Problem is not map size, problem is number of objects. You can go with 2 or 3 thousand of nodes in scene. Charge times, memory allocation, fluidity can be problematic with more. trying to instance a node in a scene with tens of thousand of nodes can lag the game. I think that godot scenetree is not designed to handle tens of thousands of nodes at the same time. 100 enemies without AI are not problem, 100 enemies making calculations in all frames can be problematic. You should investigate this node: http://docs.godotengine.org/en/stable/classes/class_visibilitynotifier.html

Thanks for the response. I think that node is exactly what I need. If I give each enemy a big enough vis-notifier i can have them spawn when somewhat close and despawn a ways away where if you were to follow them where they went off screen it won’t be like they were just waiting right at the edge where they left off. If that makes any sense.

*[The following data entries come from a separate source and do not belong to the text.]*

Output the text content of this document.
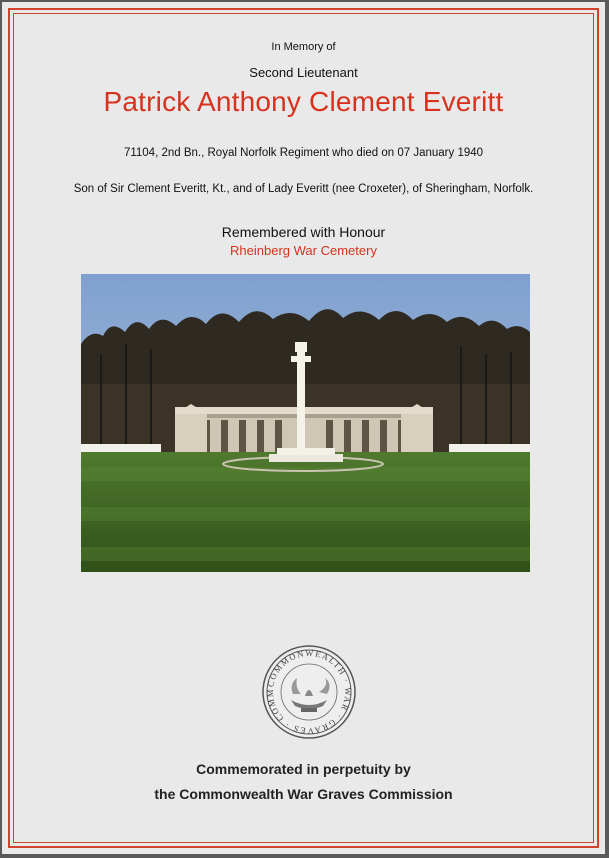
In Memory of
Second Lieutenant
Patrick Anthony Clement Everitt
71104, 2nd Bn., Royal Norfolk Regiment who died on 07 January 1940
Son of Sir Clement Everitt, Kt., and of Lady Everitt (nee Croxeter), of Sheringham, Norfolk.
Remembered with Honour
Rheinberg War Cemetery
COMMONWEALTH · WAR · GRAVES · COMM
Commemorated in perpetuity by
the Commonwealth War Graves Commission
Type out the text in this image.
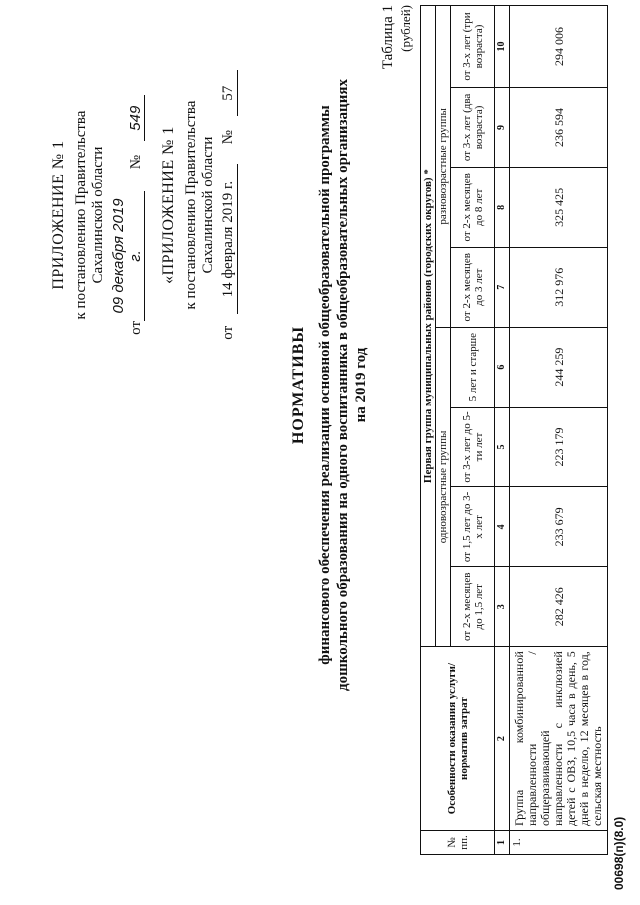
ПРИЛОЖЕНИЕ № 1 к постановлению Правительства Сахалинской области
от09 декабря 2019 г. № 549
«ПРИЛОЖЕНИЕ № 1 к постановлению Правительства Сахалинской области
от 14 февраля 2019 г. № 57
НОРМАТИВЫ финансового обеспечения реализации основной общеобразовательной программы дошкольного образования на одного воспитанника в общеобразовательных организациях на 2019 год
Таблица 1 (рублей)
№ пп.	Особенности оказания услуги/норматив затрат	Первая группа муниципальных районов (городских округов) *							
		одновозрастные группы				разновозрастные группы			
		от 2-х месяцев до 1,5 лет	от 1,5 лет до 3-х лет	от 3-х лет до 5-ти лет	5 лет и старше	от 2-х месяцев до 3 лет	от 2-х месяцев до 8 лет	от 3-х лет (два возраста)	от 3-х лет (три возраста)
1	2	3	4	5	6	7	8	9	10
1.	Группа комбинированной направленности / общеразвивающей направленности с инклюзией детей с ОВЗ, 10,5 часа в день, 5 дней в неделю, 12 месяцев в год, сельская местность	282 426	233 679	223 179	244 259	312 976	325 425	236 594	294 006
00698(п)(8.0)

thatsalottadimp | 2018-01-10 19:43

He’s right. I was testing a prototype for my top-down shooter and tried using a massive tilemap of a single tile resource for the level, 3 enemies with real-time (process method) player-chasing scripts (nav2d), and a StaticBody2d wall at each edge. Experienced insane lag (~2 fps) but only when I tried moving my player towards the level edges. Wrongly concluded that Godot simply couldn’t handle very large tilemaps. Read the above comment and tried again, this time without any enemies on the map and, voila, 60 fps. So it’s not the map size, it’s the real-time processing of AI entities that can cause lag. I guess the same logic is used in procedurally-generated infinite map games like Minecraft and Terraria. Only entities like mobs that are close enough to the player are allowed to performs calculations and far entities are simply “not processed”. Thanks so much.